Blink and you might miss it – The Tipping Point for mobile customer engagement might be upon us quicker than we thought.If, like me you are reading Malcolm Gladwell’s brilliant new book ‘What the Dog Saw’ you will have come across the term ‘creeping determinism’, a concept attributed to psychologist Baruch Fischhoff who first came up with it thirty five years ago. The principle states that as time goes by we start to convince ourselves that what has now happened was in fact always going to happen. Furthermore, through this process of enlightened hindsight, we convince ourselves so entirely, that any doubt we may have had upfront diminishes and is lost from our memory.

I am currently developing my own theory that what is happening today in the mobile channel will someday be explained by people in businesses with the benefit of creeping determinism.

CScape’s annual Customer Engagement report, published at the end of last year included a section on mobile which kicked off with the heading ‘Mobile is at a very embryonic stage’. The heading was drawn from data that revealed 90 per cent of companies surveyed were either not investing in mobile at all or only in a limited way. Certainly organisations could be forgiven for choosing their investment strategy more cautiously on the back of a global recession, but on 14 January Vodafone still delivered 50,000 iPhone handsets to its customers from a combination of first day and pre-orders. On 20 January the UK national gamers survey report also revealed that 3.8 million mobile gamers had managed to spend £170 million last year.

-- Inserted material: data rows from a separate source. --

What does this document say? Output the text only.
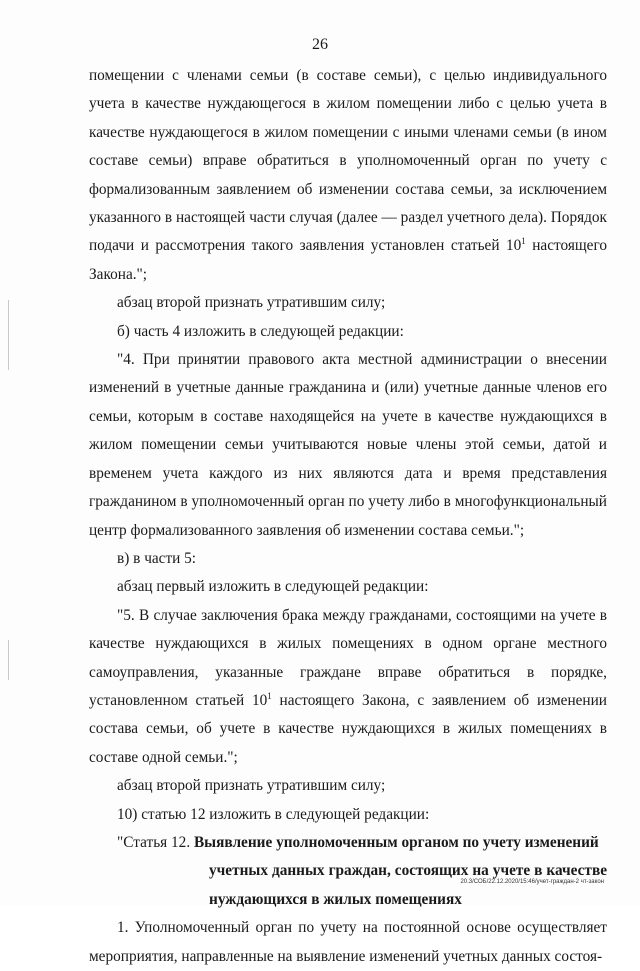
26

помещении с членами семьи (в составе семьи), с целью индивидуального учета в качестве нуждающегося в жилом помещении либо с целью учета в качестве нуждающегося в жилом помещении с иными членами семьи (в ином составе семьи) вправе обратиться в уполномоченный орган по учету с формализованным заявлением об изменении состава семьи, за исключением указанного в настоящей части случая (далее — раздел учетного дела). Порядок подачи и рассмотрения такого заявления установлен статьей $10^1$ настоящего Закона.";

абзац второй признать утратившим силу;

б) часть 4 изложить в следующей редакции:

"4. При принятии правового акта местной администрации о внесении изменений в учетные данные гражданина и (или) учетные данные членов его семьи, которым в составе находящейся на учете в качестве нуждающихся в жилом помещении семьи учитываются новые члены этой семьи, датой и временем учета каждого из них являются дата и время представления гражданином в уполномоченный орган по учету либо в многофункциональный центр формализованного заявления об изменении состава семьи.";

в) в части 5:

абзац первый изложить в следующей редакции:

"5. В случае заключения брака между гражданами, состоящими на учете в качестве нуждающихся в жилых помещениях в одном органе местного самоуправления, указанные граждане вправе обратиться в порядке, установленном статьей $10^1$ настоящего Закона, с заявлением об изменении состава семьи, об учете в качестве нуждающихся в жилых помещениях в составе одной семьи.";

абзац второй признать утратившим силу;

10) статью 12 изложить в следующей редакции:

"Статья 12. Выявление уполномоченным органом по учету изменений

учетных данных граждан, состоящих на учете в качестве нуждающихся в жилых помещениях

1. Уполномоченный орган по учету на постоянной основе осуществляет мероприятия, направленные на выявление изменений учетных данных состоя-

20.3/СОБ/22.12.2020/15:46/учет-граждан-2 чт-закон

Gladwell uses creeping determinism to describe the post event analysis of the intelligence services mistakes in the run up to the 9/11 attacks. He refers to the Shelby report’s use of the expression “failing to connect the dots” when referring to the various pieces of missed evidence that were in the intelligence services hands. In defence of the intelligence service Gladwell explains that the sheer volume of noise level intelligence can make it extremely difficult to sift out what is real and what is not.

Where I struggle with the reticence surrounding mobile adoption and investment is that a comparable degree of noise level intelligence is not making the dots harder to connect – it is providing information at such volume that the picture is already drawn for us.

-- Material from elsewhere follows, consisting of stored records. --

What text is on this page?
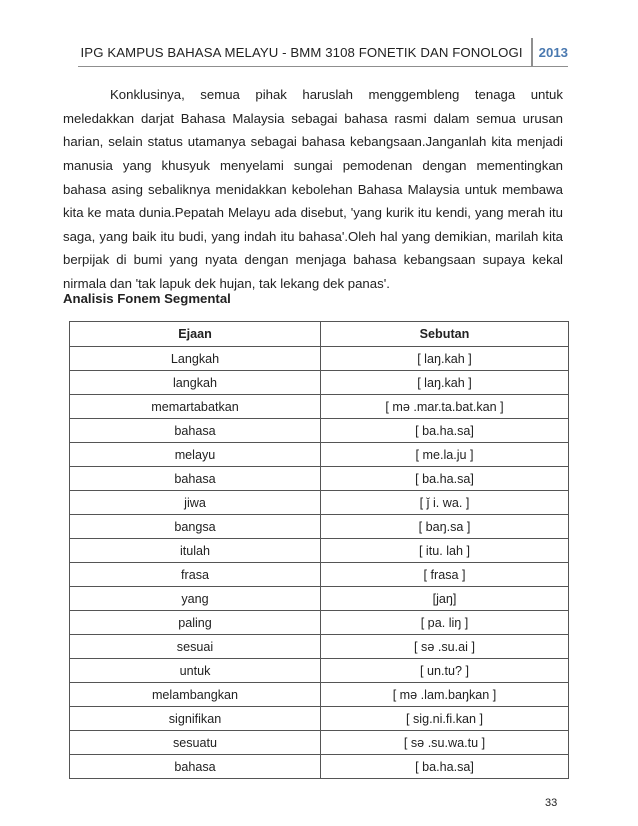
IPG KAMPUS BAHASA MELAYU - BMM 3108 FONETIK DAN FONOLOGI	2013

Konklusinya, semua pihak haruslah menggembleng tenaga untuk meledakkan darjat Bahasa Malaysia sebagai bahasa rasmi dalam semua urusan harian, selain status utamanya sebagai bahasa kebangsaan.Janganlah kita menjadi manusia yang khusyuk menyelami sungai pemodenan dengan mementingkan bahasa asing sebaliknya menidakkan kebolehan Bahasa Malaysia untuk membawa kita ke mata dunia.Pepatah Melayu ada disebut, 'yang kurik itu kendi, yang merah itu saga, yang baik itu budi, yang indah itu bahasa'.Oleh hal yang demikian, marilah kita berpijak di bumi yang nyata dengan menjaga bahasa kebangsaan supaya kekal nirmala dan 'tak lapuk dek hujan, tak lekang dek panas'.

Analisis Fonem Segmental
Ejaan	Sebutan
Langkah	[ laŋ.kah ]
langkah	[ laŋ.kah ]
memartabatkan	[ mə .mar.ta.bat.kan ]
bahasa	[ ba.ha.sa]
melayu	[ me.la.ju ]
bahasa	[ ba.ha.sa]
jiwa	[ ǰ i. wa. ]
bangsa	[ baŋ.sa ]
itulah	[ itu. lah ]
frasa	[ frasa ]
yang	[jaŋ]
paling	[ pa. liŋ ]
sesuai	[ sə .su.ai ]
untuk	[ un.tu? ]
melambangkan	[ mə .lam.baŋkan ]
signifikan	[ sig.ni.fi.kan ]
sesuatu	[ sə .su.wa.tu ]
bahasa	[ ba.ha.sa]
33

Every year the IAB predicts that this is the year of mobile, or at least asks whether or not it will be. Sooner or later of course it will be right and perhaps that evidence will be referred to with the benefit of hindsight and everyone will wonder why no one listened to the message. People on the inside are saying it. Some people in business are even saying it. But most importantly of all, consumers are ‘behaving it’ and the evidence is mounting everywhere that you care to look.